Historical story

Who killed the iceman?

New revelations about the famous prehistoric mummy
He spent about 5,000 years frozen in a glacier in the mountains on the Austrian-Italian border before being found by mountaineers in 1991, sprawled out in the melting snow. Today it is in the refrigerated room of a museum in the Italian city of Bolzano. In the 11 years since its discovery, the Iceman's mummy has been studied from every possible angle.

A cloud of moisture envelops the 5,000-year-old mummy of the Iceman, preserved at the South Tyrol Archeology Museum in Bolzano, Italy.

He spent about 5,000 years frozen in a glacier in the mountains on the Austrian-Italian border before being found by mountaineers in 1991, sprawled out in the melting snow. Today it is in the refrigerated room of a museum in the Italian city of Bolzano. In the 11 years since its discovery, the Iceman's mummy has been studied from every possible angle.

Only last summer, however, experts examining his still-frozen body noticed a clue that suggests a drastic revision of his history:"Otzi" (his nickname for having been found in the Otztal Alps) did not freeze to death during a sudden snowstorm. , as some experts had assumed. In fact, he may have been murdered, a victim of war, murder, or religious sacrifice.

An X-ray examination revealed an arrowhead buried in the Iceman's left shoulder, a wound that could not have been self-inflicted. The wound, visible as a small black spot under the mummy's stiff skin, had gone unnoticed in all previous examinations. Although there are no pieces of arrow left in the wound and there is no sign of blood, it is clear that Otzi was shot in the back. But who killed him? Why?

"There's still no way to know for sure," says archaeologist Johan Reinhard, explorer-in-residence at the National Geographic Society. Reinhard is familiar with mummies. Among them, the Inca Ice Maiden, victim of a sacrifice, found by him in 1995 on the slopes of Mount Nevado Ampato, in Peru. His experience as a scholar of mountain cultures, in the Andes, the Himalayas and elsewhere, convinced him that the Iceman's death was not accidental.

"Just look at where he was killed," explains Reinhard. "It is located in a space gorge, between the two highest peaks of the Otztal Alps." "It's the kind of place where mountain people made offerings to their deities. We know that this kind of cult was important in prehistoric Europe during the Bronze Age", he continues. "And there are signs that it may have played a role in earlier times as well, in the Copper era."

Reinhard's interpretation appears to resolve several questions regarding the artifacts found alongside the mummy. Breaking up objects was a ceremonial practice in Neolithic Europe (and this perhaps explains the broken arrows near the mummy. Equally notable is the copper hatchet. Copper came from some mine and the mountains, as a source of valuable metals used in tool making , "were worshiped by miners all over the world", says Reinhard. For the archaeologist, in the case of a simple murder, such a useful object would have been taken. But, in a ritual, its participants could have left the hatchet so that Man of Ice to use it in the afterlife or else as a tribute to the gods.

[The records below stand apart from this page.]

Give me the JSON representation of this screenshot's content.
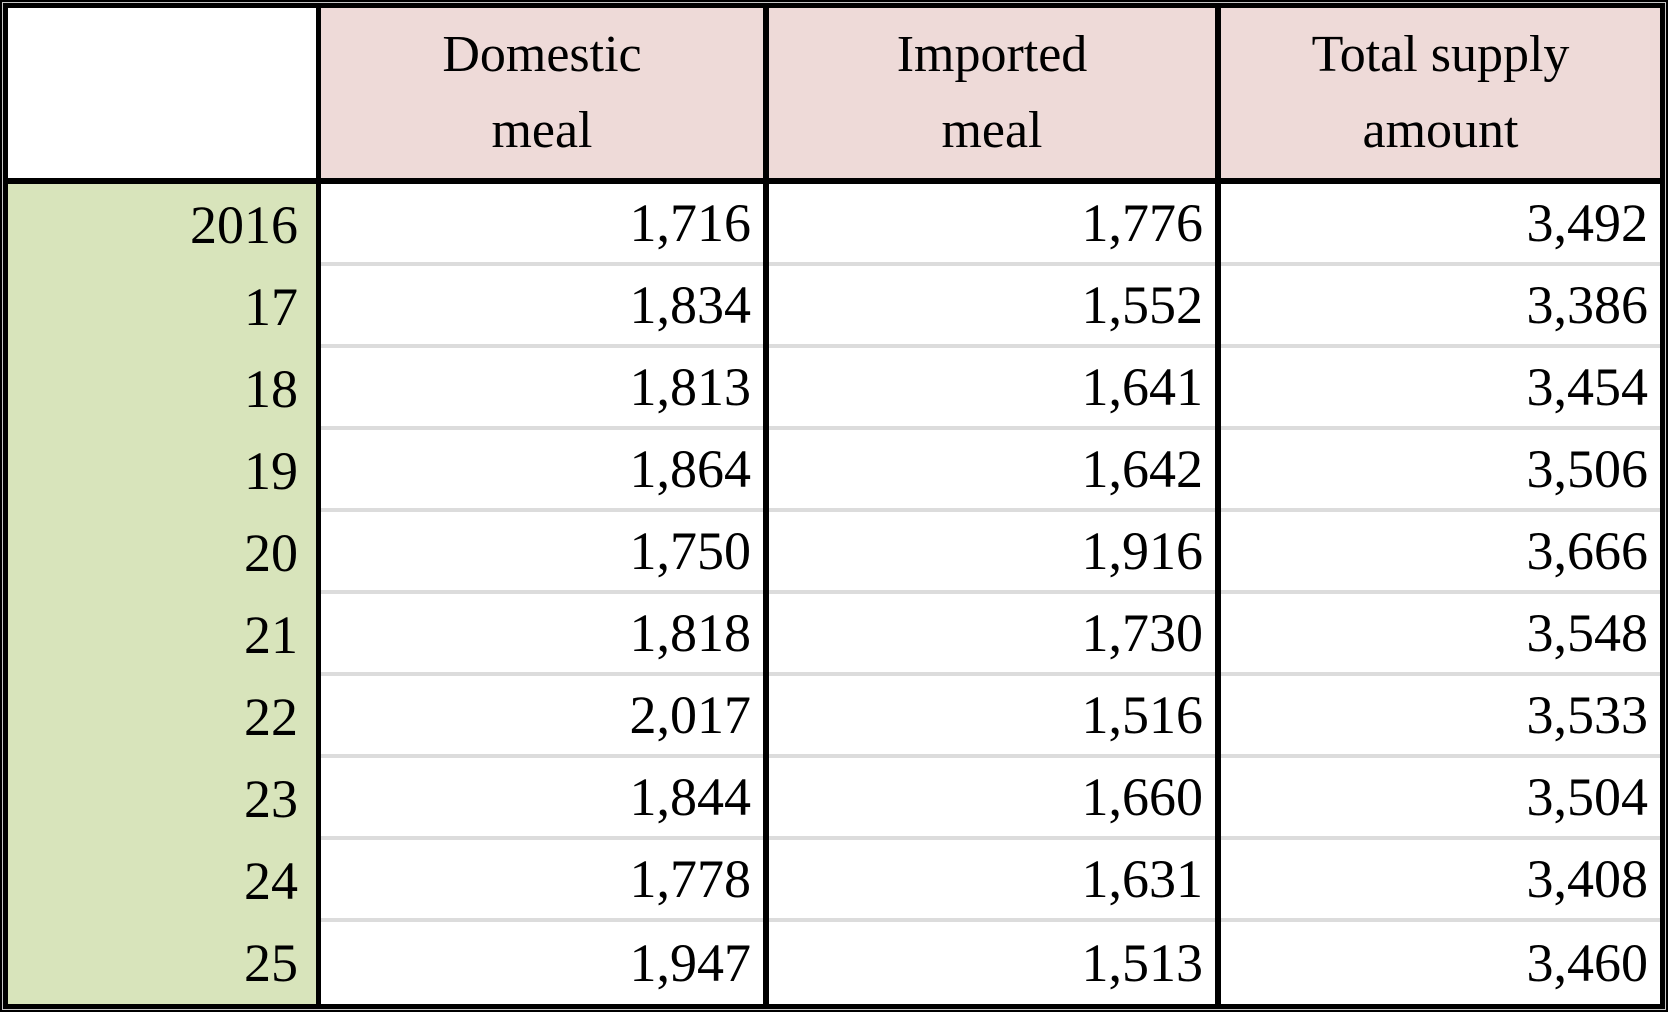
{
  "header": {
    "corner": "",
    "domestic": "Domestic\nmeal",
    "imported": "Imported\nmeal",
    "total": "Total supply\namount"
  },
  "rows": [
    {
      "year": "2016",
      "domestic": "1,716",
      "imported": "1,776",
      "total": "3,492"
    },
    {
      "year": "17",
      "domestic": "1,834",
      "imported": "1,552",
      "total": "3,386"
    },
    {
      "year": "18",
      "domestic": "1,813",
      "imported": "1,641",
      "total": "3,454"
    },
    {
      "year": "19",
      "domestic": "1,864",
      "imported": "1,642",
      "total": "3,506"
    },
    {
      "year": "20",
      "domestic": "1,750",
      "imported": "1,916",
      "total": "3,666"
    },
    {
      "year": "21",
      "domestic": "1,818",
      "imported": "1,730",
      "total": "3,548"
    },
    {
      "year": "22",
      "domestic": "2,017",
      "imported": "1,516",
      "total": "3,533"
    },
    {
      "year": "23",
      "domestic": "1,844",
      "imported": "1,660",
      "total": "3,504"
    },
    {
      "year": "24",
      "domestic": "1,778",
      "imported": "1,631",
      "total": "3,408"
    },
    {
      "year": "25",
      "domestic": "1,947",
      "imported": "1,513",
      "total": "3,460"
    }
  ],
  "colors": {
    "header_bg": "#EEDAD8",
    "year_bg": "#D8E4BB",
    "row_divider": "#DCDCDC",
    "grid_line": "#000000"
  },
  "chart_data": {
    "type": "table",
    "categories": [
      "2016",
      "17",
      "18",
      "19",
      "20",
      "21",
      "22",
      "23",
      "24",
      "25"
    ],
    "series": [
      {
        "name": "Domestic meal",
        "values": [
          1716,
          1834,
          1813,
          1864,
          1750,
          1818,
          2017,
          1844,
          1778,
          1947
        ]
      },
      {
        "name": "Imported meal",
        "values": [
          1776,
          1552,
          1641,
          1642,
          1916,
          1730,
          1516,
          1660,
          1631,
          1513
        ]
      },
      {
        "name": "Total supply amount",
        "values": [
          3492,
          3386,
          3454,
          3506,
          3666,
          3548,
          3533,
          3504,
          3408,
          3460
        ]
      }
    ],
    "title": "",
    "legend_position": "none",
    "grid": true
  }
}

Another clue:the body was found in a natural trench that crosses the gorge. According to previous hypotheses, he would have sought shelter there during a storm. "But the trench, in addition to not being deep, is in one of the highest parts of the canyon. It's a bad place to protect yourself from a storm", analyzes Reinhard. Instead, perhaps Otzi was buried by those who killed him, which would explain why his body is so well preserved.

Reinhard's ideas were not received with enthusiasm by European experts, including the person responsible for the mummy, pathologist Eduard Egarter Vigl of the Archeology Museum of South Tyrol. "Otzi was hit in the back by an arrow," he counters, suggesting he was trying to evade an attack. Others maintain that arrows are not an efficient instrument of ritual killing and that there is no conclusive evidence of other sacrifices in the Copper era.

"They took the idea of ​​human sacrifice to be sensational," says Reinhard. "But they cannot refute my statements, and I believe that my hypothesis better explains the known facts. I know that it is controversial", he admits. "But the time has come to reassess all the evidence from another point of view. Let's look at these artifacts not just for the relationships they have with each other, but also in their social, sacred and geographic context."